Sunday, November 12, 2006

The Military




They are here in all different forms, from all different countries, each country claiming it's own territory of the province to look after. They are few, they are definitely proud, and this weekend the 6 US Marines in Kosovo held their annual Birthday Ball. You've got to know someone to get tickets for the thing at the cost of 30 Euro. The Frisbee team network proved fruitful in the search, so myself and 4 other ladies equally intrigued by men in uniform snagged ourselves seats.

A cab took us to a hotel just outside of town where we were greeted by the soldiers. So polite and obviously happy to meet five new ladies. They took our coats and we entered to the bar area where the servers were walking with trays of cheese and meats, fruit juice and shots of vodka and whiskey. A sign of what was to come, no doubt. For the next hour the space filled with women in proper ball gowns, men in uniform and tuxedos along with military men and women in the camouflage fatigues. Into our second drink, Laura and I mustered up the courage to break from the Frisbee contingent and mingle with the others. Clearly the military men had not seen women in civilian clothes in quite a while. They are confined to their base for the most part - Bondsteel - and rarely get out to experience life in P'tina.
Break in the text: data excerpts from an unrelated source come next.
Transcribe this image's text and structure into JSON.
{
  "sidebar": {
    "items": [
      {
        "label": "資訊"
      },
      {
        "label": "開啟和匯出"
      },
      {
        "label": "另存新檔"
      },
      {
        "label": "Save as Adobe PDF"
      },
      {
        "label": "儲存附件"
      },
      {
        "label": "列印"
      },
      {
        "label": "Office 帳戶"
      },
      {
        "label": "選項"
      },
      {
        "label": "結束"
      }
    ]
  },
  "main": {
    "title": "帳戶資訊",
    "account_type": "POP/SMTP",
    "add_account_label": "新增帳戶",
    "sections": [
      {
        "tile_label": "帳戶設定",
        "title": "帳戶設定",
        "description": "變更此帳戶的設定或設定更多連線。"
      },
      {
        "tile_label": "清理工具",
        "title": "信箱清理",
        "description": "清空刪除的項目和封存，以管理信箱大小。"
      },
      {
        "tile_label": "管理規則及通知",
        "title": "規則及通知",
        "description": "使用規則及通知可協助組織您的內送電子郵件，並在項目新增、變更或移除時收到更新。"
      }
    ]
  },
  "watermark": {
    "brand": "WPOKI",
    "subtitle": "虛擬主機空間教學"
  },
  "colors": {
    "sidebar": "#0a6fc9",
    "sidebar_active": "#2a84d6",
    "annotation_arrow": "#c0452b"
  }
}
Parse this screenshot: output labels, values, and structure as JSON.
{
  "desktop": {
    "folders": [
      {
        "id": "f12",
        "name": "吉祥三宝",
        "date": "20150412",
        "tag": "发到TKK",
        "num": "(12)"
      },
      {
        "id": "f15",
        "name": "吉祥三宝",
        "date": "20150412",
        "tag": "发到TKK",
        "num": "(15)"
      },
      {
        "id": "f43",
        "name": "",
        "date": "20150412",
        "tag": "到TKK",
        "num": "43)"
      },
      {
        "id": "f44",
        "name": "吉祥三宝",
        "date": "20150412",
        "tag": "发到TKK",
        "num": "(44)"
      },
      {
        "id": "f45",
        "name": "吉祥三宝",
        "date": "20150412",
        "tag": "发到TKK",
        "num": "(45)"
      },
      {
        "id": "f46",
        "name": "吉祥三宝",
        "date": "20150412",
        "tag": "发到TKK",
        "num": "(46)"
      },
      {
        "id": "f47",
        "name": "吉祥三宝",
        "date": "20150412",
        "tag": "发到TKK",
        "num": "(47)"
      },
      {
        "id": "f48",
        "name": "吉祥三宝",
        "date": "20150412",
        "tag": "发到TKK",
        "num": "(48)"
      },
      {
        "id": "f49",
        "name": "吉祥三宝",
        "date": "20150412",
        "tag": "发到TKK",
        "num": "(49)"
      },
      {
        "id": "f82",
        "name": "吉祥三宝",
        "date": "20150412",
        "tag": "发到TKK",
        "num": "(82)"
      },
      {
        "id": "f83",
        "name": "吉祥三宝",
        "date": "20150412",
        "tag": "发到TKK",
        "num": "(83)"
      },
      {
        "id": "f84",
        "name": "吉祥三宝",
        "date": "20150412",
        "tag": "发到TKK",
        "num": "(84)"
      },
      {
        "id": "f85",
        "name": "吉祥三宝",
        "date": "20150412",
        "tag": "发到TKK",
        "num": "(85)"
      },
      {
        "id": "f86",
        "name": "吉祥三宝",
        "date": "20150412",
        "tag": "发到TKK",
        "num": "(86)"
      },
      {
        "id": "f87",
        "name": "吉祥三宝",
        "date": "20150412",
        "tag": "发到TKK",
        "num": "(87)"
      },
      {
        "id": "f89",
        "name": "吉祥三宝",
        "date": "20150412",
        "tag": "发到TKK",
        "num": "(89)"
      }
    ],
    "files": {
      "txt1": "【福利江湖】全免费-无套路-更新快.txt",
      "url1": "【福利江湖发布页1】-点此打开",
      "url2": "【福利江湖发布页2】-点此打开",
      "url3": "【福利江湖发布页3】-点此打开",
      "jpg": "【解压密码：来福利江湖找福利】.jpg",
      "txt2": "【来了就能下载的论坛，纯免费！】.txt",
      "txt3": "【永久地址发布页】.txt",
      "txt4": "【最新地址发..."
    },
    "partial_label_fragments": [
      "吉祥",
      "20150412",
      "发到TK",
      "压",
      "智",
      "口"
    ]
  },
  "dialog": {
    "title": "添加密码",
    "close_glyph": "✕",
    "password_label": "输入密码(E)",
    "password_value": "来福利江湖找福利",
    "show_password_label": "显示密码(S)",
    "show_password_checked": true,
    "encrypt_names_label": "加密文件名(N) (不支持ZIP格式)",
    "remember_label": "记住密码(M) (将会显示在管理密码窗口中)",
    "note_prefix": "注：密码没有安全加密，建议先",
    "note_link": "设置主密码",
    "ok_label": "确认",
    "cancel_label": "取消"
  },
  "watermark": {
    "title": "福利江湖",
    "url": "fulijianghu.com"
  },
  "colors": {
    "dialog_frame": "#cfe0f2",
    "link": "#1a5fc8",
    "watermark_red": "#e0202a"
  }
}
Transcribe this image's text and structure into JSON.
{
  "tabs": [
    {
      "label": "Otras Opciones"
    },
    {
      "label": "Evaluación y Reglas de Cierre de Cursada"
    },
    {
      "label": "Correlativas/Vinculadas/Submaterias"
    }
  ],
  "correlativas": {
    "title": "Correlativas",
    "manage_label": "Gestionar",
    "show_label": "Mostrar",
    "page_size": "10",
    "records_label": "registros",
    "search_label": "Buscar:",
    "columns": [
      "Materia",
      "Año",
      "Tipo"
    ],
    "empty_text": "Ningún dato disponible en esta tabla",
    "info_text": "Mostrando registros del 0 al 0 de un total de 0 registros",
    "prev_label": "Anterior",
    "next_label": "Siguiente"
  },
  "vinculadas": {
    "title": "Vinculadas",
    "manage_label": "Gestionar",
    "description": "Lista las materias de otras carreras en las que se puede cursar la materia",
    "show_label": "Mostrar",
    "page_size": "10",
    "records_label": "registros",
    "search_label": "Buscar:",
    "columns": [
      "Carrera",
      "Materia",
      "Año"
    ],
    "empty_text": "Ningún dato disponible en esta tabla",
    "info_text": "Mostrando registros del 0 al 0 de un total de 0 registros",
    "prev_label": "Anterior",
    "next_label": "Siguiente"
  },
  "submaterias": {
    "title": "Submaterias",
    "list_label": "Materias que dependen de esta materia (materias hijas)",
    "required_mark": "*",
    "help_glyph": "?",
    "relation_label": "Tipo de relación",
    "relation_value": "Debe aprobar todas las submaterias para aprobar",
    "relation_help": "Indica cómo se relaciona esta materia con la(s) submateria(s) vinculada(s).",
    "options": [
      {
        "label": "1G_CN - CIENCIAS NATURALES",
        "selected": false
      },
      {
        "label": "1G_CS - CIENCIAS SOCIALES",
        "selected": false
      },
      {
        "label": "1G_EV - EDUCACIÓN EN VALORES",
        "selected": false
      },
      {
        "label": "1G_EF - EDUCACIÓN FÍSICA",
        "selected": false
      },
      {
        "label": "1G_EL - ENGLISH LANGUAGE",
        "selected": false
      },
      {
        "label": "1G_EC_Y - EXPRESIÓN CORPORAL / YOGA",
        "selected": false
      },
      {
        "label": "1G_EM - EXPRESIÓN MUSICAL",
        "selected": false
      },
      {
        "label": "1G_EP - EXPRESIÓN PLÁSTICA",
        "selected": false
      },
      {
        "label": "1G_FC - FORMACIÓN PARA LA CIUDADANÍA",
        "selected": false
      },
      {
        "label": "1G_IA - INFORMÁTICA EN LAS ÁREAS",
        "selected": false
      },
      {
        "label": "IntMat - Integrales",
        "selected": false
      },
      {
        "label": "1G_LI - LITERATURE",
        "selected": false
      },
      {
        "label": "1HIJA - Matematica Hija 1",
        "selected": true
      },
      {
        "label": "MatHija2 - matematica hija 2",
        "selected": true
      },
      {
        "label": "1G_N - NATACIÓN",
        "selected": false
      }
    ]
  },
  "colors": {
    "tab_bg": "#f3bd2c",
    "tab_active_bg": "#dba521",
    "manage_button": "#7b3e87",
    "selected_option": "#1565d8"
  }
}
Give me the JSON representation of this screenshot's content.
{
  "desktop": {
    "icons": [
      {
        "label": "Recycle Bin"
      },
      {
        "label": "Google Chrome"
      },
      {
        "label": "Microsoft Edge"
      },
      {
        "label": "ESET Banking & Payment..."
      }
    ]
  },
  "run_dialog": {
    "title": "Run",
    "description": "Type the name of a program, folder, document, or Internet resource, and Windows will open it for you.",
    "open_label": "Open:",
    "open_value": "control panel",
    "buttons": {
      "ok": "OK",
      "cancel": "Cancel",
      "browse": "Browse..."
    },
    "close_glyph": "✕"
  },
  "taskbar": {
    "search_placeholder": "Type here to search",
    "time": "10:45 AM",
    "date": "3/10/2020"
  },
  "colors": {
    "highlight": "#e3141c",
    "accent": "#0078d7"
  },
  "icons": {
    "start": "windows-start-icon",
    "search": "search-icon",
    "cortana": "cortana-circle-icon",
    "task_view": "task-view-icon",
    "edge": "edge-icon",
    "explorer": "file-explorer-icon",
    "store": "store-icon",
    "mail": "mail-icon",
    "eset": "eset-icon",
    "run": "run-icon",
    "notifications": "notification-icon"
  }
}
They might have every US comfort at their fingertips - Doritos and Twinkees at the PX - but by no means do they have a chance to have a normal life. Clearly by the name the base is quite secure. People like us can only get on with a military escort. Well, needless to say we had quite a few invitations by the end of the night. From what I've heard about the PAX, I might be able to get my hands on those baking supplies before Christmas after all!

After cocktail hour, we moved up to the dining room and sat down for the ceremony. This is where the Marines showed their stuff with their marching, calling out, rifle handling and cake cutting. Yes, the major part of the ceremony was the cutting of the cake with a sword and feeding it to the oldest marine in the room. He in turn handed the first piece of cake over to the youngest marine in the room. I, the American, along with the Brit, Canadian, Irish and Swiss women with me found it a bit strange that a cake was the center of the ceremony, but I guess it was a birthday celebration.

After the ceremony, we were fed chicken or beef, bottles of wine and some good laughs with the other guests at our table. They were all Americans either working for the US Mission or US SivPol, the international police force here. Then, in typical wedding reception form, the DJ started spinning the tunes and the dance floor lit up. After dancing the night away with the marines - not one taller than 5' 8" and no older than 24 - we grabbed our souvenir wine glasses and headed back to town. Definitely an experience worth having.
Dress - $30
Shoes - $20
Hairdo - $4
Dancing with 6 marines in full uniform - Priceless!!!